Genset Dealers Help Keep Lights on in Hurricane Isabel’s Path

Communities in the path of a major hurricane have one advantage over those that face other types of natural disaster: time to prepare. Modern weather-modeling systems can alert area residents to impending severe weather. For those living along the Mid-Atlantic coast, as Hurricane Isabel approached this past September, such warnings provided time to prepare homes and businesses for brutal wind a...

By Staff March 1, 2004

Communities in the path of a major hurricane have one advantage over those that face other types of natural disaster: time to prepare. Modern weather-modeling systems can alert area residents to impending severe weather. For those living along the Mid-Atlantic coast, as Hurricane Isabel approached this past September, such warnings provided time to prepare homes and businesses for brutal wind and rain and to consider power alternatives to vulnerable transmission and distribution systems.

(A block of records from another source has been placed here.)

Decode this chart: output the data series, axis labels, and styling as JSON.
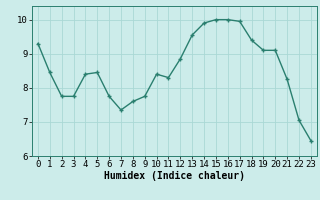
{
  "x": [
    0,
    1,
    2,
    3,
    4,
    5,
    6,
    7,
    8,
    9,
    10,
    11,
    12,
    13,
    14,
    15,
    16,
    17,
    18,
    19,
    20,
    21,
    22,
    23
  ],
  "y": [
    9.3,
    8.45,
    7.75,
    7.75,
    8.4,
    8.45,
    7.75,
    7.35,
    7.6,
    7.75,
    8.4,
    8.3,
    8.85,
    9.55,
    9.9,
    10.0,
    10.0,
    9.95,
    9.4,
    9.1,
    9.1,
    8.25,
    7.05,
    6.45
  ],
  "line_color": "#2a7f6f",
  "marker": "+",
  "marker_size": 3,
  "marker_linewidth": 1.0,
  "bg_color": "#ccecea",
  "grid_color": "#aad8d5",
  "xlabel": "Humidex (Indice chaleur)",
  "ylim": [
    6,
    10.4
  ],
  "xlim": [
    -0.5,
    23.5
  ],
  "yticks": [
    6,
    7,
    8,
    9,
    10
  ],
  "xticks": [
    0,
    1,
    2,
    3,
    4,
    5,
    6,
    7,
    8,
    9,
    10,
    11,
    12,
    13,
    14,
    15,
    16,
    17,
    18,
    19,
    20,
    21,
    22,
    23
  ],
  "xlabel_fontsize": 7,
  "tick_fontsize": 6.5,
  "line_width": 1.0
}
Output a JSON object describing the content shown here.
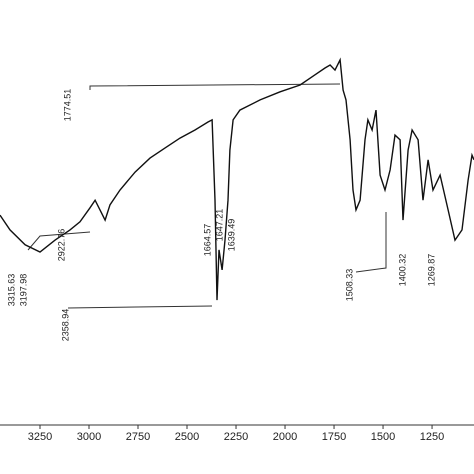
{
  "chart_data": {
    "type": "line",
    "x": [
      3454,
      3403,
      3326,
      3250,
      3173,
      3097,
      3046,
      2995,
      2969,
      2944,
      2918,
      2893,
      2842,
      2765,
      2689,
      2612,
      2536,
      2459,
      2393,
      2372,
      2357,
      2347,
      2337,
      2321,
      2306,
      2291,
      2281,
      2265,
      2230,
      2127,
      2025,
      1923,
      1847,
      1796,
      1770,
      1745,
      1719,
      1704,
      1689,
      1668,
      1653,
      1638,
      1617,
      1592,
      1577,
      1556,
      1536,
      1515,
      1490,
      1464,
      1439,
      1413,
      1398,
      1372,
      1352,
      1321,
      1296,
      1270,
      1245,
      1209,
      1168,
      1133,
      1097,
      1066,
      1046,
      1036
    ],
    "series": [
      {
        "color": "#111111",
        "values": [
          49.4,
          45.9,
          42.4,
          40.7,
          43.5,
          45.9,
          47.8,
          51.1,
          52.9,
          50.6,
          48.2,
          51.8,
          55.3,
          59.5,
          62.8,
          65.2,
          67.5,
          69.4,
          71.3,
          71.8,
          52.9,
          29.4,
          41.2,
          36.5,
          43.5,
          52.9,
          64.7,
          71.8,
          74.1,
          76.5,
          78.4,
          80.0,
          82.4,
          84.0,
          84.7,
          83.5,
          85.9,
          78.8,
          76.5,
          67.1,
          55.3,
          50.6,
          52.9,
          67.1,
          71.8,
          69.4,
          74.1,
          58.8,
          55.3,
          60.0,
          68.2,
          67.1,
          48.2,
          64.7,
          69.4,
          67.1,
          52.9,
          62.4,
          55.3,
          58.8,
          50.6,
          43.5,
          45.9,
          57.6,
          63.5,
          62.4
        ]
      }
    ],
    "xlim": [
      3454,
      1036
    ],
    "ylim": [
      0,
      100
    ],
    "xticks": [
      3250,
      3000,
      2750,
      2500,
      2250,
      2000,
      1750,
      1500,
      1250
    ],
    "annotations": [
      "3315.63",
      "3197.98",
      "2922.76",
      "2358.94",
      "1664.57",
      "1647.21",
      "1639.49",
      "1774.51",
      "1508.33",
      "1400.32",
      "1269.87"
    ]
  }
}
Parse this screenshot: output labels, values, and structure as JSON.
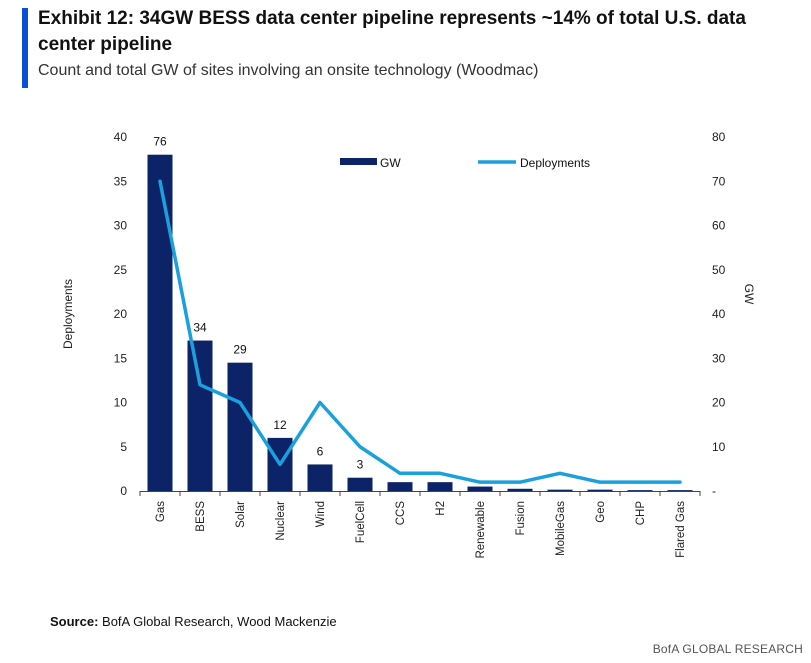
{
  "header": {
    "title": "Exhibit 12: 34GW BESS data center pipeline represents ~14% of total U.S. data center pipeline",
    "subtitle": "Count and total GW of sites involving an onsite technology (Woodmac)"
  },
  "footer": {
    "source_label": "Source:",
    "source_text": "BofA Global Research, Wood Mackenzie",
    "brand": "BofA GLOBAL RESEARCH"
  },
  "colors": {
    "bar": "#0c2368",
    "line": "#1aa0dc",
    "accent": "#0a4fd6"
  },
  "chart_data": {
    "type": "bar",
    "categories": [
      "Gas",
      "BESS",
      "Solar",
      "Nuclear",
      "Wind",
      "FuelCell",
      "CCS",
      "H2",
      "Renewable",
      "Fusion",
      "MobileGas",
      "Geo",
      "CHP",
      "Flared Gas"
    ],
    "series": [
      {
        "name": "GW",
        "type": "bar",
        "axis": "right",
        "values": [
          76,
          34,
          29,
          12,
          6,
          3,
          2,
          2,
          1,
          0.5,
          0.3,
          0.3,
          0.2,
          0.2
        ],
        "data_labels": [
          "76",
          "34",
          "29",
          "12",
          "6",
          "3",
          "",
          "",
          "",
          "",
          "",
          "",
          "",
          ""
        ]
      },
      {
        "name": "Deployments",
        "type": "line",
        "axis": "left",
        "values": [
          35,
          12,
          10,
          3,
          10,
          5,
          2,
          2,
          1,
          1,
          2,
          1,
          1,
          1
        ]
      }
    ],
    "left_axis": {
      "label": "Deployments",
      "range": [
        0,
        40
      ],
      "ticks": [
        "0",
        "5",
        "10",
        "15",
        "20",
        "25",
        "30",
        "35",
        "40"
      ]
    },
    "right_axis": {
      "label": "GW",
      "range": [
        0,
        80
      ],
      "ticks": [
        "-",
        "10",
        "20",
        "30",
        "40",
        "50",
        "60",
        "70",
        "80"
      ]
    },
    "legend": {
      "position": "top-center",
      "entries": [
        "GW",
        "Deployments"
      ]
    },
    "grid": false
  }
}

One nationwide network of generator dealers took advantage of the advance warning to mobilize and assemble a substantial inventory of emergency power-supply equipment in the affected area. The task involved coordinating complicated pick-up and delivery schedules, as generators and parts arrived from other dealers on the East Coast and beyond. Such time-intensive planning meant customers who already understood their emergency power needs when storm warnings first began arriving had the easiest time getting equipment delivered and installed before the lights went out.

By the time the storm hit, some 325 generators from 30 kW to 2 MW had been installed, supplying emergency power throughout North Carolina, Virginia, Maryland and Washington, D.C. Customers who had planned ahead, by assessing emergency needs and establishing relationships with alternative power providers, were able to keep their lights on and doors open—even though their windows were boarded with plywood.